In Nigeria, perhaps it isn’t quite a culture issue as it is a behavioral one. The Presidential Task Force on COVID-19 has made face masks compulsory at its briefings. The Lagos state governor Babajide Sanwo-Olu is an advocate for face masks, as are many of his colleagues and they have largely led by example. But president Muhammadu Buhari, unbothered as ever, has repeatedly appeared publicly unmasked. Even after losing a close aide to the rampaging viral disease.
The HIV playbook
So what will it take to make face masks a thing?
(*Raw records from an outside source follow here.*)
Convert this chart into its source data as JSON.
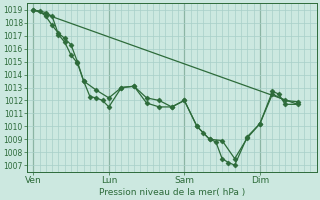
{
  "bg_color": "#cce8e0",
  "grid_color": "#a8cfc8",
  "line_color": "#2d6b3a",
  "marker_color": "#2d6b3a",
  "xlabel": "Pression niveau de la mer( hPa )",
  "ylim": [
    1006.5,
    1019.5
  ],
  "yticks": [
    1007,
    1008,
    1009,
    1010,
    1011,
    1012,
    1013,
    1014,
    1015,
    1016,
    1017,
    1018,
    1019
  ],
  "xtick_labels": [
    "Ven",
    "Lun",
    "Sam",
    "Dim"
  ],
  "xtick_positions": [
    0,
    72,
    144,
    216
  ],
  "xlim": [
    -6,
    270
  ],
  "vlines": [
    0,
    72,
    144,
    216
  ],
  "series1_x": [
    0,
    12,
    18,
    24,
    30,
    36,
    42,
    48,
    60,
    72,
    84,
    96,
    108,
    120,
    132,
    144,
    156,
    162,
    168,
    174,
    180,
    186,
    192,
    204,
    216,
    228,
    234,
    240,
    252
  ],
  "series1_y": [
    1019.0,
    1018.8,
    1018.5,
    1017.1,
    1016.5,
    1015.5,
    1014.9,
    1013.5,
    1012.8,
    1012.2,
    1013.0,
    1013.1,
    1012.2,
    1012.0,
    1011.5,
    1012.0,
    1010.0,
    1009.5,
    1009.0,
    1008.8,
    1007.5,
    1007.2,
    1007.0,
    1009.2,
    1010.2,
    1012.7,
    1012.5,
    1011.7,
    1011.7
  ],
  "series2_x": [
    0,
    6,
    12,
    18,
    24,
    30,
    36,
    42,
    48,
    54,
    60,
    66,
    72,
    84,
    96,
    108,
    120,
    132,
    144,
    156,
    168,
    180,
    192,
    204,
    216,
    228,
    240,
    252
  ],
  "series2_y": [
    1019.0,
    1018.9,
    1018.5,
    1017.8,
    1017.2,
    1016.8,
    1016.3,
    1015.0,
    1013.5,
    1012.3,
    1012.2,
    1012.0,
    1011.5,
    1013.0,
    1013.1,
    1011.8,
    1011.5,
    1011.5,
    1012.0,
    1010.0,
    1009.0,
    1008.9,
    1007.5,
    1009.1,
    1010.2,
    1012.5,
    1012.0,
    1011.9
  ],
  "trend_x": [
    0,
    252
  ],
  "trend_y": [
    1019.0,
    1011.7
  ]
}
Solving the face mask impasse may involve going right back to condoms and the last pandemic that the world can remember for lessons. The coronavirus and HIV are similar in three important ways. People can be infected and transmit both viruses without knowing so. Both viruses can spread through bodily fluids. And neither condoms nor face masks, both protective measures, are 100% protective even though they make risky behaviors safer.
On their own, face masks and condoms are not quite perfect but in the long run they are far better than nothing.
It may be wiser to deploy a global public health campaign as was done for condoms in the 90s to ensure that face masks are widely accepted and readily available. Just like asking people to abstain from sex proved to be unrealistic, expecting people particularly in densely populated places to stay 1 or 2m from each other is unlikely to be effective. This is where face masks inevitably come in.
For face masks to become a mainstay in Nigeria and similar places, there has to be a market to ensure a large, steady supply, made on the cheap, locally driven and of good quality. Masks simply won’t work if people don’t use them consistently and correctly and this means expecting your neighbor to protect you the same way you are protecting them. The public health communication campaigns to drive uptake of face masks must include local input, consumer insight as well as motivation to use, care for and dispose masks properly.
As the COVID-19 pandemic has clearly demonstrated, when it comes to public health interventions; from testing and isolating cases to quarantine and lockdowns, nothing is quite new. Even when diseases are novel, there is likely already a prototype in place for building effective prevention and control measures. Best be prepared for a world with masks in the next couple of years.
At least you can still shoot dirty looks.